Creature Commandos picks up on a plot thread from the end of the first season of Gunn’s Peacemaker series, where Amanda Waller’s daughter told the world that her mother (still played by Viola Davis) was using incarcerated people as government agents. In the aftermath of this, Waller explains to Rick Flag Sr. (Frank Grillo), father of the Squad’s late field leaders, she now has to get creative, which means recruiting operatives who don’t technically qualify as people. This includes the patchwork Bride (Indira Varma), whose relationship to Frankenstein’s monster (David Harbour) gets explained over the course of the seven-episode season; Dr. Phosphorous (Alan Tudyk), a radioactive man with transparent skin that leaves him looking like a glowing skeleton; GI Robot (Sean Gunn), built to kill Nazis during World War II and directionless ever since; Nina Mazursky (Zoe Chao), a shy, amphibious woman with fish-like features; and the animalistic Weasel (Sean Gunn again), one of the few survivors of The Suicide Squad.

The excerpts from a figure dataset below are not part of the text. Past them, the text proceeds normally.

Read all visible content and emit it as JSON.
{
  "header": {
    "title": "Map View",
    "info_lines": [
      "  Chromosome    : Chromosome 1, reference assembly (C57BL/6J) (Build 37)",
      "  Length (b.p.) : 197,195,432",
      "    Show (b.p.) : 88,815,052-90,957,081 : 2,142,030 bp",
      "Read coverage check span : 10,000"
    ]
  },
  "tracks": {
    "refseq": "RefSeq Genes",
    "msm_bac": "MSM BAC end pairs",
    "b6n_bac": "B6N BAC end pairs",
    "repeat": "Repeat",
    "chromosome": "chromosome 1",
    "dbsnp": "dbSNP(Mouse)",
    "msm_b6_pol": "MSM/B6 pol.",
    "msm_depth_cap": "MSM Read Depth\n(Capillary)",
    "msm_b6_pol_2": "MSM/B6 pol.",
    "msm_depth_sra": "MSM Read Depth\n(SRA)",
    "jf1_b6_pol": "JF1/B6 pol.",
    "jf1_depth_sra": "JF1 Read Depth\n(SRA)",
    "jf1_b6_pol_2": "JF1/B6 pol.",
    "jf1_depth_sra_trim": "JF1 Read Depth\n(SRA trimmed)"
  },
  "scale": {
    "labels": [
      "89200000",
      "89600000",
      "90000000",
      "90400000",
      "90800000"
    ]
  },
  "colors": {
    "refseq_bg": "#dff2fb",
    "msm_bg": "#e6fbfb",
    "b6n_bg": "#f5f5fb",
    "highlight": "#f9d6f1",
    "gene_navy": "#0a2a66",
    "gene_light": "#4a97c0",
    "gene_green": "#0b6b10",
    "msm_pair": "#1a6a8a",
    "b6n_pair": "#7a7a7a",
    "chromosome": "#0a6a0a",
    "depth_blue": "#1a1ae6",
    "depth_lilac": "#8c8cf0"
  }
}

This motley crew’s mission is to stop Circe (Anya Chalotra), a Wonder Woman villain who has recruited an army of whiny toxic men who are upset that Themyscira is for women only, and who are for some reason trying to invade a small European country ruled by Princess Ilana (Maria Bakalova). This is just an excuse, though, for Gunn to do two of the things he seems to enjoy most as a filmmaker: pairing chaotic action sequences with unexpected soundtrack cuts, and exploring the long-ago traumas that turned his characters into a makeshift, frequently macabre family. Most of the episodes split their time between the present-day adventure and the origin story of different Commandos. We see, for instance, how adrift GI Robot was for decades after the war without any Nazis to kill, and this eventually leads to a scene of him in more modern times with his gun-arms ablaze, scored to “Coin-Operated Boy” by The Dresden Dolls. Another episode features a montage of the Bride and Frankenstein battling each other through many eras, and many distinctive fashions (Twenties flapper, Sixties rocker), while Gogol Bordello’s “American Wedding” pounds away. The animation is clean and stylish, the set pieces coming together nicely each time.

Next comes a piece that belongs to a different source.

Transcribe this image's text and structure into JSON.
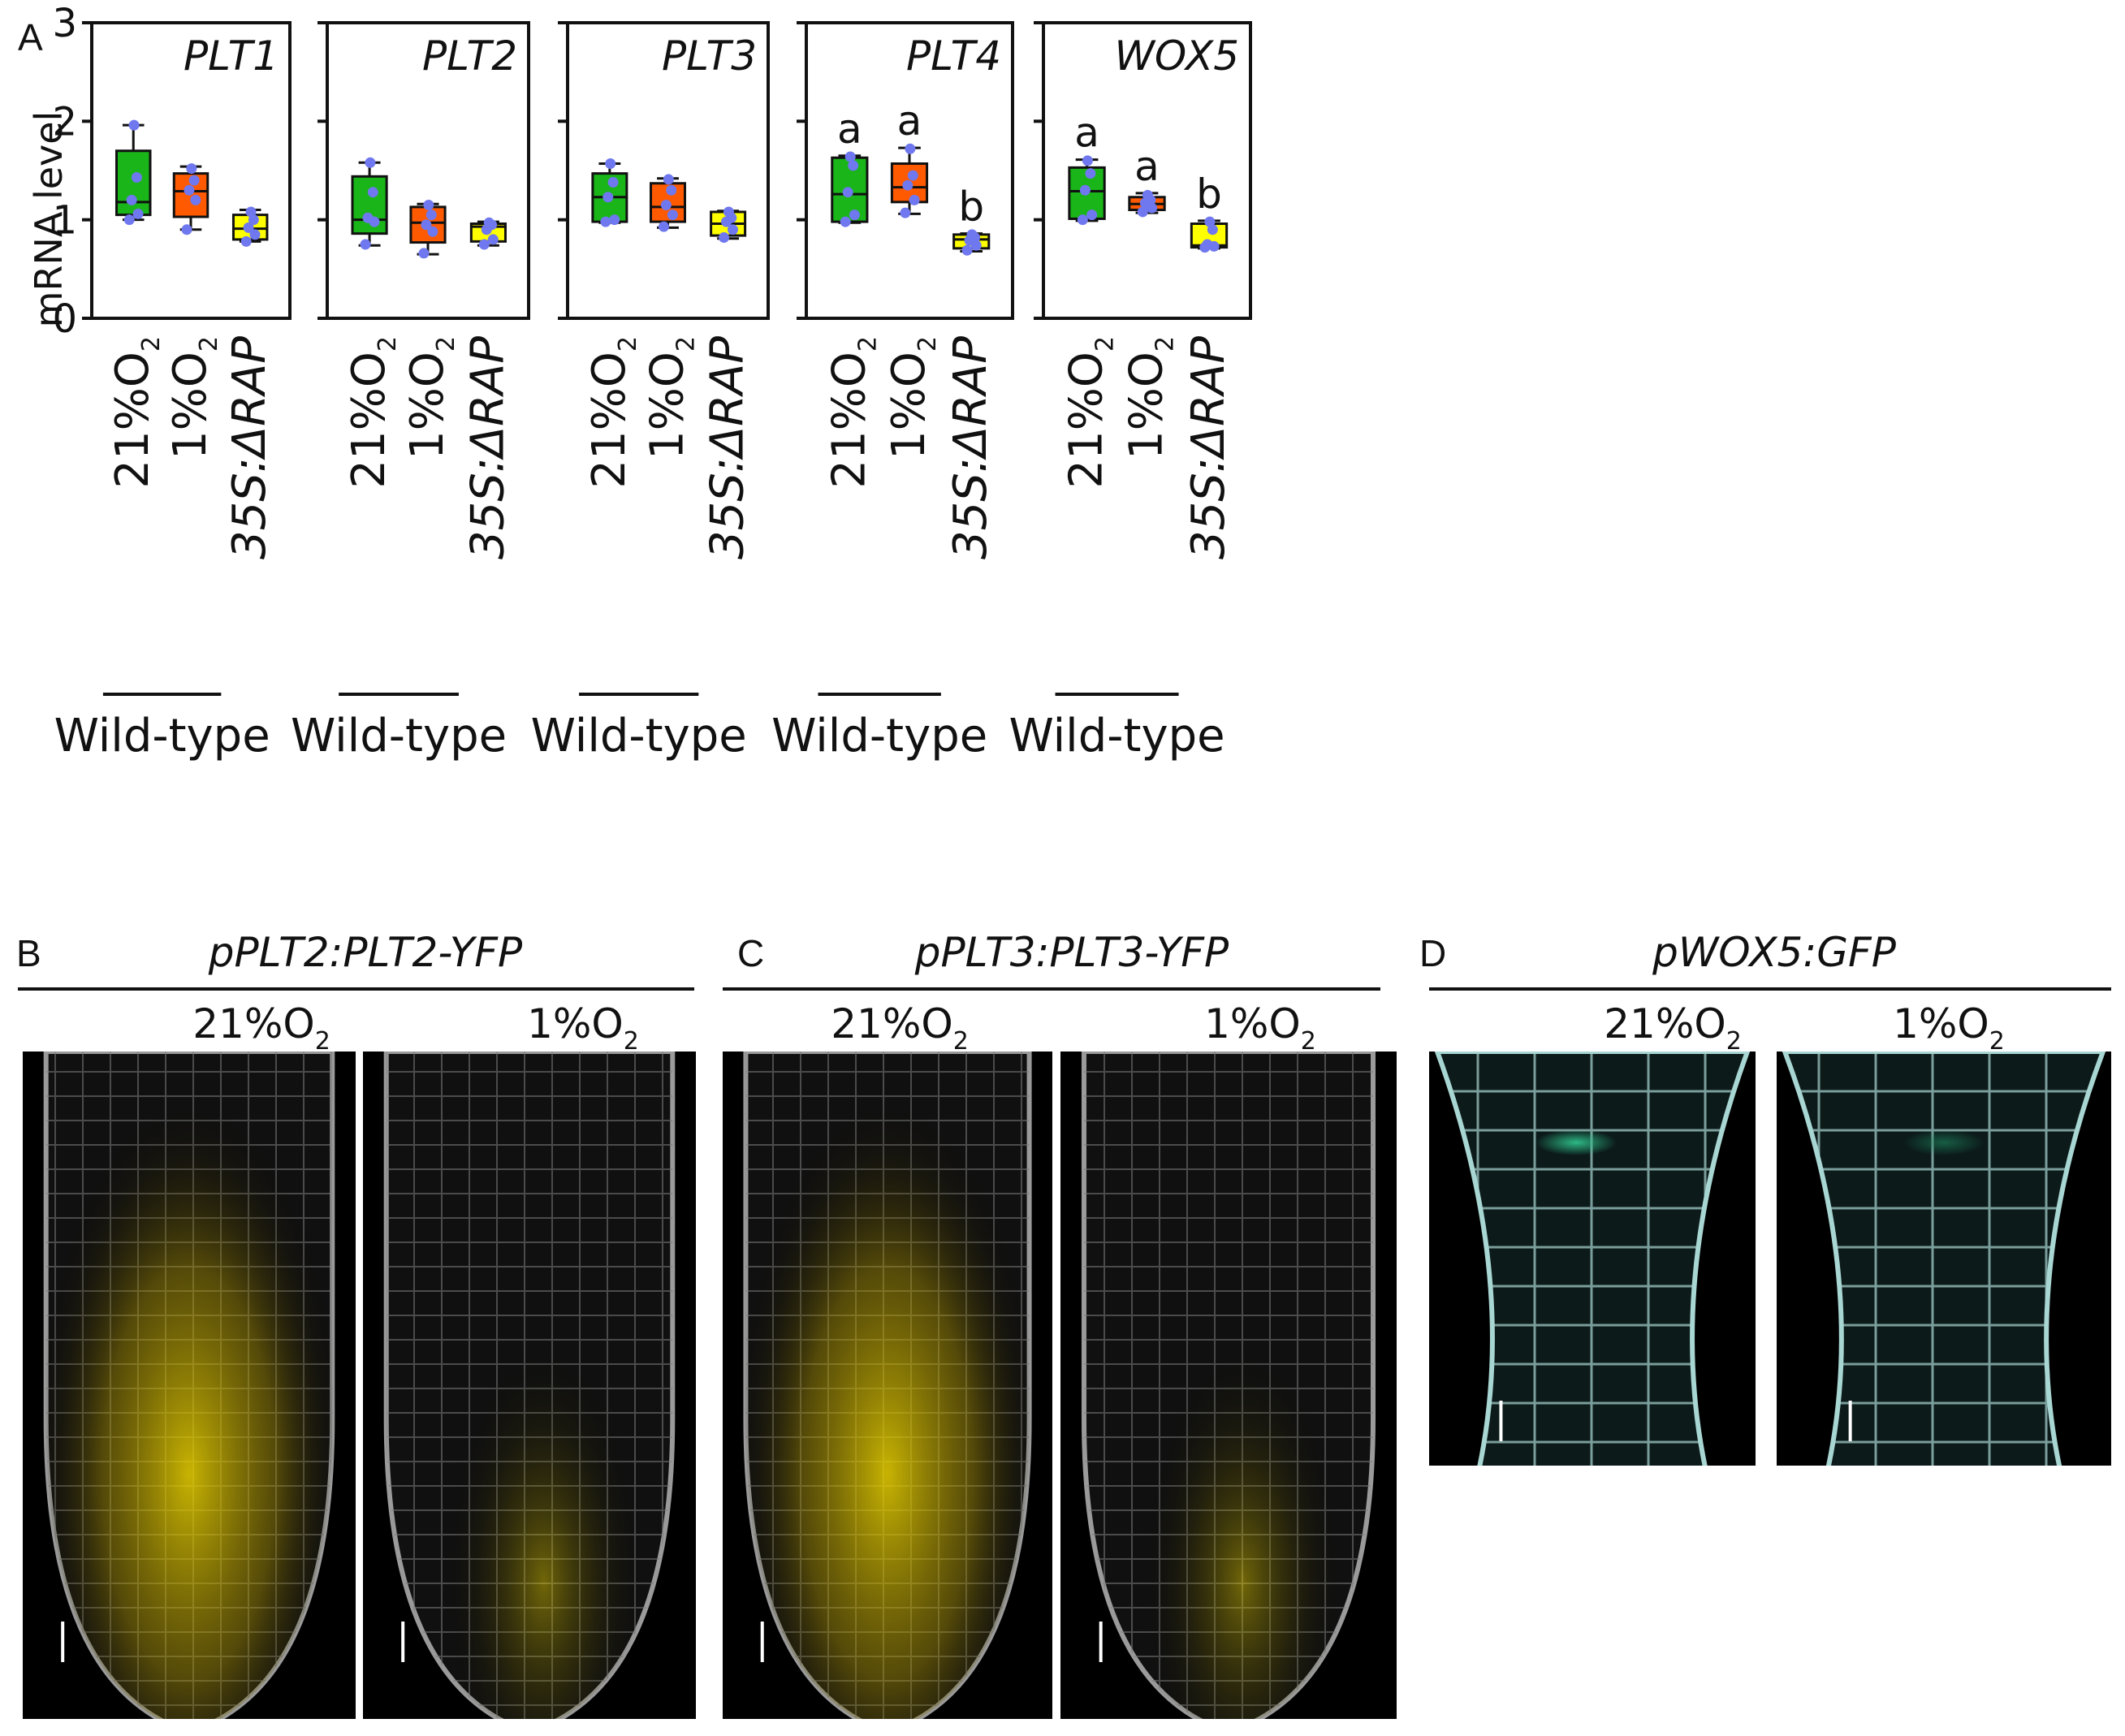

Though the Commandos all look ridiculous at first, Gunn quickly takes pity on each of them. Even Weasel, a character played entirely for laughs in The Suicide Squad, becomes convincingly, effectively tragic. The series’ affection for these misfits is palpable throughout. When the Bride tells Flag Sr., “You wanted monsters? You got monsters,” it’s at a moment when she and most of her comrades have been rendered in fully, sadly human dimensions. For all that the fictional DCU government has attempted to turn these characters into things they can deploy as expendable tools — an unfortunately timely commentary on how many groups are subject to dehumanizing treatment — they all come across as people by the end. Even the robot, at least a little.
It’s a strange show, but an effective and endearing one. The success or failure of Gunn’s Superman will say a lot more about the state of DC Studios in the short and long term, but this official launching point feels very much in line with what the guy in charge likes to do.
The first two episodes of Creature Commandos begin streaming Dec. 5 on Max, with additional episodes releasing weekly. I’ve seen all seven.